You can apply a chain of beautification operations over the .pkl by running:

    pkl_file="F001-glycolysis-alt-SBGNv02.sbgn--from--F001-glycolysis-alt-SBGNv02_p1_6.sbgn-tgt-ddup_True_tmp-ddup_True.pkl"
    python3 talent/utils/beautify.py -i out/${pkl_file} -o out/${pkl_file/.pkl/-b.pkl} -d "[{\"type\":\"ALIGN_TO_GRID\", \"params\":{\"spacing\":[40,40]}}]"

To list all beautifications in a chain, run:

    python3 talent/utils/beautify.py -l -i out/F001-glycolysis-alt-SBGNv02.sbgn--from--F001-glycolysis-alt-SBGNv02_p1_6.sbgn-tgt-ddup_True_tmp-ddup_True-b.pkl    

To list the available beautification operations together with their description and available parameters run the following command:

    TBD

Application of beautification operations results in a chain of layouts, each of which can be inspected with the export utility:

    python3 talent/utils/export.py -i out/F001-glycolysis-alt-SBGNv02.sbgn--from--F001-glycolysis-alt-SBGNv02_p1_6.sbgn-tgt-ddup_True_tmp-ddup_True-b.pkl -f pdf -o out/out.pdf

The previous command will output the last layout in the chain into the PDF. You can check any other layout in the chain by setting the -s option (see the export help for details).

GUI

TALENT also comes with a graphical user interface which can be used to both lay out a target given provided template, carry out beautification and inspect the beautification chain. However, please note that the GUI is very simplistic and was developed for the purpose of testing the individual beautification operation and inspection of the beautification chains.

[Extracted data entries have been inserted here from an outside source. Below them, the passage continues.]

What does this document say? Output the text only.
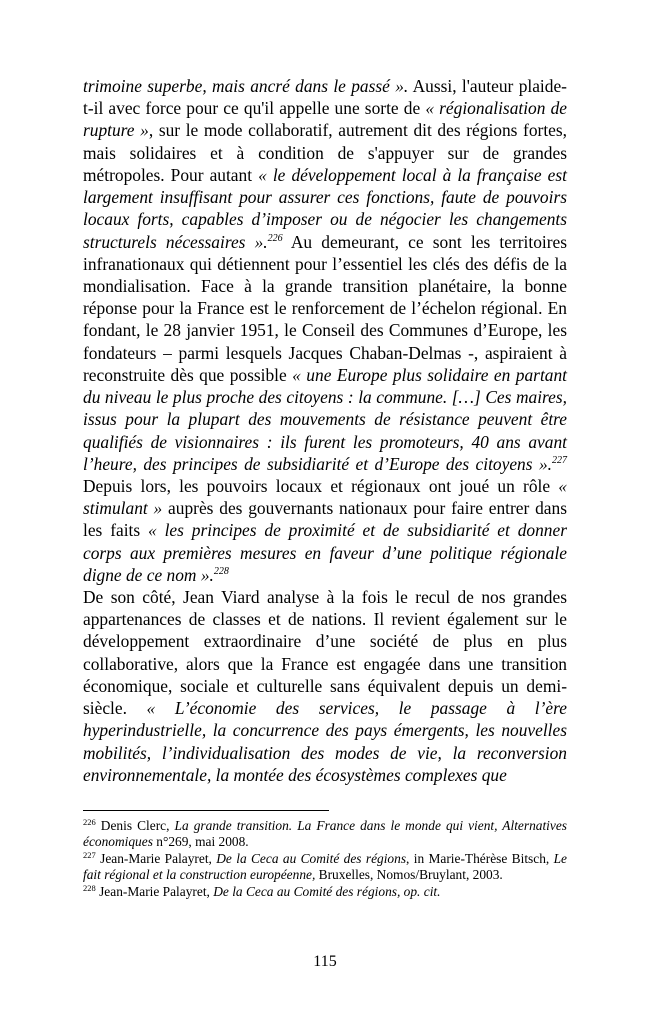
trimoine superbe, mais ancré dans le passé ». Aussi, l'auteur plaide-t-il avec force pour ce qu'il appelle une sorte de « régionalisation de rupture », sur le mode collaboratif, autrement dit des régions fortes, mais solidaires et à condition de s'appuyer sur de grandes métropoles. Pour autant « le développement local à la française est largement insuffisant pour assurer ces fonctions, faute de pouvoirs locaux forts, capables d’imposer ou de négocier les changements structurels nécessaires ».$^{226}$ Au demeurant, ce sont les territoires infranationaux qui détiennent pour l’essentiel les clés des défis de la mondialisation. Face à la grande transition planétaire, la bonne réponse pour la France est le renforcement de l’échelon régional. En fondant, le 28 janvier 1951, le Conseil des Communes d’Europe, les fondateurs – parmi lesquels Jacques Chaban-Delmas -, aspiraient à reconstruite dès que possible « une Europe plus solidaire en partant du niveau le plus proche des citoyens : la commune. […] Ces maires, issus pour la plupart des mouvements de résistance peuvent être qualifiés de visionnaires : ils furent les promoteurs, 40 ans avant l’heure, des principes de subsidiarité et d’Europe des citoyens ».$^{227}$ Depuis lors, les pouvoirs locaux et régionaux ont joué un rôle « stimulant » auprès des gouvernants nationaux pour faire entrer dans les faits « les principes de proximité et de subsidiarité et donner corps aux premières mesures en faveur d’une politique régionale digne de ce nom ».$^{228}$

De son côté, Jean Viard analyse à la fois le recul de nos grandes appartenances de classes et de nations. Il revient également sur le développement extraordinaire d’une société de plus en plus collaborative, alors que la France est engagée dans une transition économique, sociale et culturelle sans équivalent depuis un demi-siècle. « L’économie des services, le passage à l’ère hyperindustrielle, la concurrence des pays émergents, les nouvelles mobilités, l’individualisation des modes de vie, la reconversion environnementale, la montée des écosystèmes complexes que

$^{226}$ Denis Clerc, La grande transition. La France dans le monde qui vient, Alternatives économiques n°269, mai 2008.

$^{227}$ Jean-Marie Palayret, De la Ceca au Comité des régions, in Marie-Thérèse Bitsch, Le fait régional et la construction européenne, Bruxelles, Nomos/Bruylant, 2003.

$^{228}$ Jean-Marie Palayret, De la Ceca au Comité des régions, op. cit.

115
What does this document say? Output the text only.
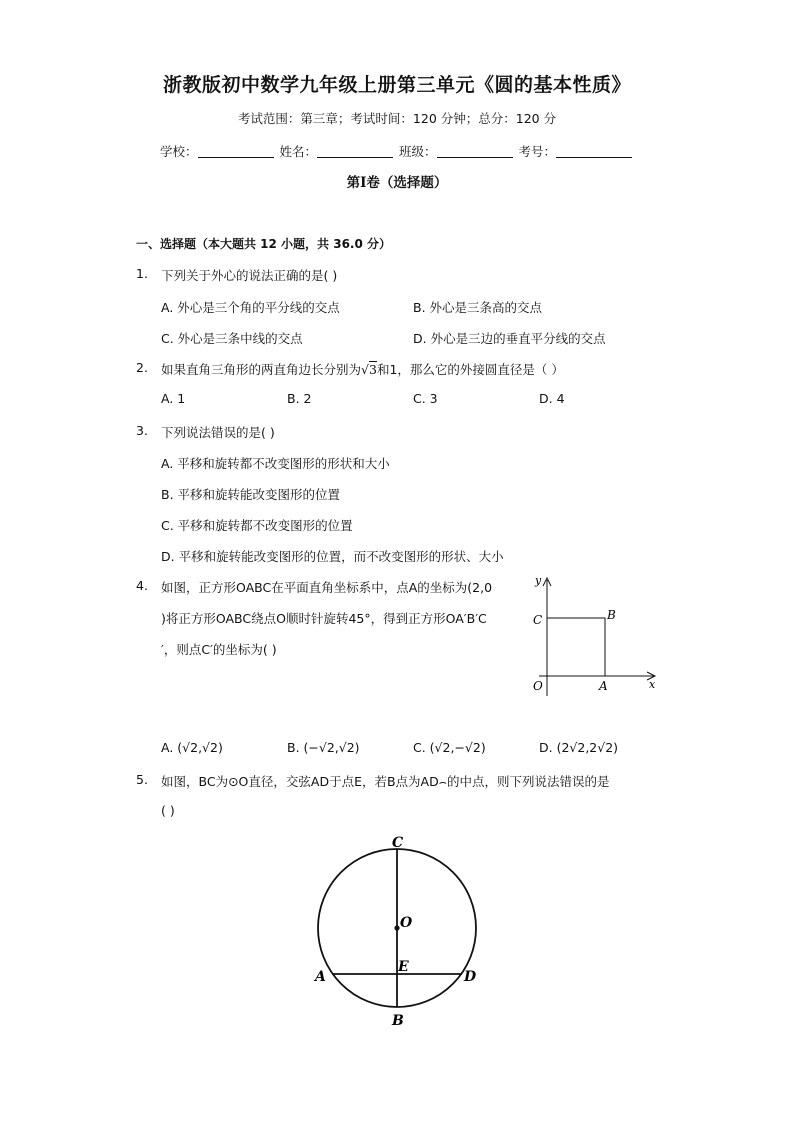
浙教版初中数学九年级上册第三单元《圆的基本性质》
考试范围：第三章；考试时间：120 分钟；总分：120 分
学校：	姓名：	班级：	考号：
第I卷（选择题）
一、选择题（本大题共 12 小题，共 36.0 分）
1. 下列关于外心的说法正确的是( )
A. 外心是三个角的平分线的交点	B. 外心是三条高的交点
C. 外心是三条中线的交点	D. 外心是三边的垂直平分线的交点
2. 如果直角三角形的两直角边长分别为√3和1，那么它的外接圆直径是（ ）
A. 1	B. 2	C. 3	D. 4
3. 下列说法错误的是( )
A. 平移和旋转都不改变图形的形状和大小
B. 平移和旋转能改变图形的位置
C. 平移和旋转都不改变图形的位置
D. 平移和旋转能改变图形的位置，而不改变图形的形状、大小
4. 如图，正方形OABC在平面直角坐标系中，点A的坐标为(2,0
)将正方形OABC绕点O顺时针旋转45°，得到正方形OA′B′C
′，则点C′的坐标为( )
y
x
O	A
B
C
A. (√2,√2)	B. (−√2,√2)	C. (√2,−√2)	D. (2√2,2√2)
5. 如图，BC为⊙O直径，交弦AD于点E，若B点为AD⌢的中点，则下列说法错误的是
( )
C
O
A
E
D
B
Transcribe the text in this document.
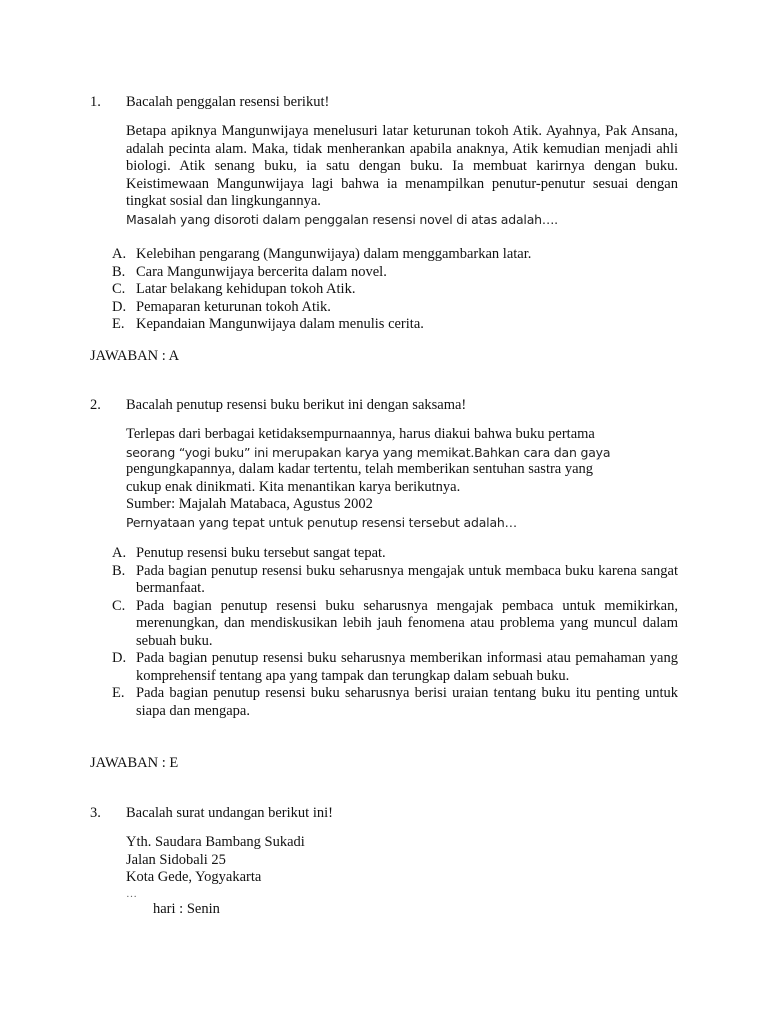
1.	Bacalah penggalan resensi berikut!

Betapa apiknya Mangunwijaya menelusuri latar keturunan tokoh Atik. Ayahnya, Pak Ansana, adalah pecinta alam. Maka, tidak menherankan apabila anaknya, Atik kemudian menjadi ahli biologi. Atik senang buku, ia satu dengan buku. Ia membuat karirnya dengan buku. Keistimewaan Mangunwijaya lagi bahwa ia menampilkan penutur-penutur sesuai dengan tingkat sosial dan lingkungannya.

Masalah yang disoroti dalam penggalan resensi novel di atas adalah….

A. Kelebihan pengarang (Mangunwijaya) dalam menggambarkan latar.
B. Cara Mangunwijaya bercerita dalam novel.
C. Latar belakang kehidupan tokoh Atik.
D. Pemaparan keturunan tokoh Atik.
E. Kepandaian Mangunwijaya dalam menulis cerita.
JAWABAN : A
2.	Bacalah penutup resensi buku berikut ini dengan saksama!

Terlepas dari berbagai ketidaksempurnaannya, harus diakui bahwa buku pertama

seorang “yogi buku” ini merupakan karya yang memikat.Bahkan cara dan gaya

pengungkapannya, dalam kadar tertentu, telah memberikan sentuhan sastra yang

cukup enak dinikmati. Kita menantikan karya berikutnya.

Sumber: Majalah Matabaca, Agustus 2002

Pernyataan yang tepat untuk penutup resensi tersebut adalah…

A. Penutup resensi buku tersebut sangat tepat.
B. Pada bagian penutup resensi buku seharusnya mengajak untuk membaca buku karena sangat bermanfaat.
C. Pada bagian penutup resensi buku seharusnya mengajak pembaca untuk memikirkan, merenungkan, dan mendiskusikan lebih jauh fenomena atau problema yang muncul dalam sebuah buku.
D. Pada bagian penutup resensi buku seharusnya memberikan informasi atau pemahaman yang komprehensif tentang apa yang tampak dan terungkap dalam sebuah buku.
E. Pada bagian penutup resensi buku seharusnya berisi uraian tentang buku itu penting untuk siapa dan mengapa.
JAWABAN : E
3.	Bacalah surat undangan berikut ini!

Yth. Saudara Bambang Sukadi

Jalan Sidobali 25

Kota Gede, Yogyakarta

…

hari : Senin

The GUI allows to specify target and template networks and output directory. The input file types are guessed; if wrong, the types can be specified manually. After the .pkl file is generated, it can be opened with File|Open and beautification operations can be applied.

The GUI needs to be started from the command line using:

    python3 talent_gui.py

The GUI uses the same set of functions as the utilities above and thus all the messages describing the progress of the tasks are shown in the shell from which the GUI was started.

Documentation

TBD

Notes

• Handling modifications in SBML is probably MINERVA-specific. It expects the modifications to be in layout:listOfAdditionalGraphicalObjects node. This node contains layout:generalGlyph which contains bounding box of the object and layout:listOfReferenceGlyphs with individual layout:referenceGlyphs which has id of a glyph stored in layout:glyph. However, the specific value which is then displayed in layout is stored via the multi SBML package is referenced from the layout:generalGlyph by its layout:reference property. This links to multi:listOfSpeciesFeatures\multi:speciesFeature\multi:listOfSpeciesFeatureValues\multi:speciesFeatureValue\@id. Finally multi:speciesFeatureValue has a multi:value property which is reference to multi:listOfSpeciesTypes\multi:speciesType\multi:listOfSpeciesFeatureTypes\multi:speciesFeatureType\multi:listOfPossibleSpeciesFeatureValues\multi:possibleSpeciesFeatureValue\@multi:id. This node has multi:name property which holds the actual value of the modification.

License

This project is licensed under the Apache 2.0 license, quoted below.

Copyright (c) 2019 David Hoksza

Licensed under the Apache License, Version 2.0 (the "License"); you may not use this file except in compliance with the License. You may obtain a copy of the License at

http://www.apache.org/licenses/LICENSE-2.0

Unless required by applicable law or agreed to in writing, software distributed under the License is distributed on an "AS IS" BASIS, WITHOUT WARRANTIES OR CONDITIONS OF ANY KIND, either express or implied. See the License for the specific language governing permissions and limitations under the License.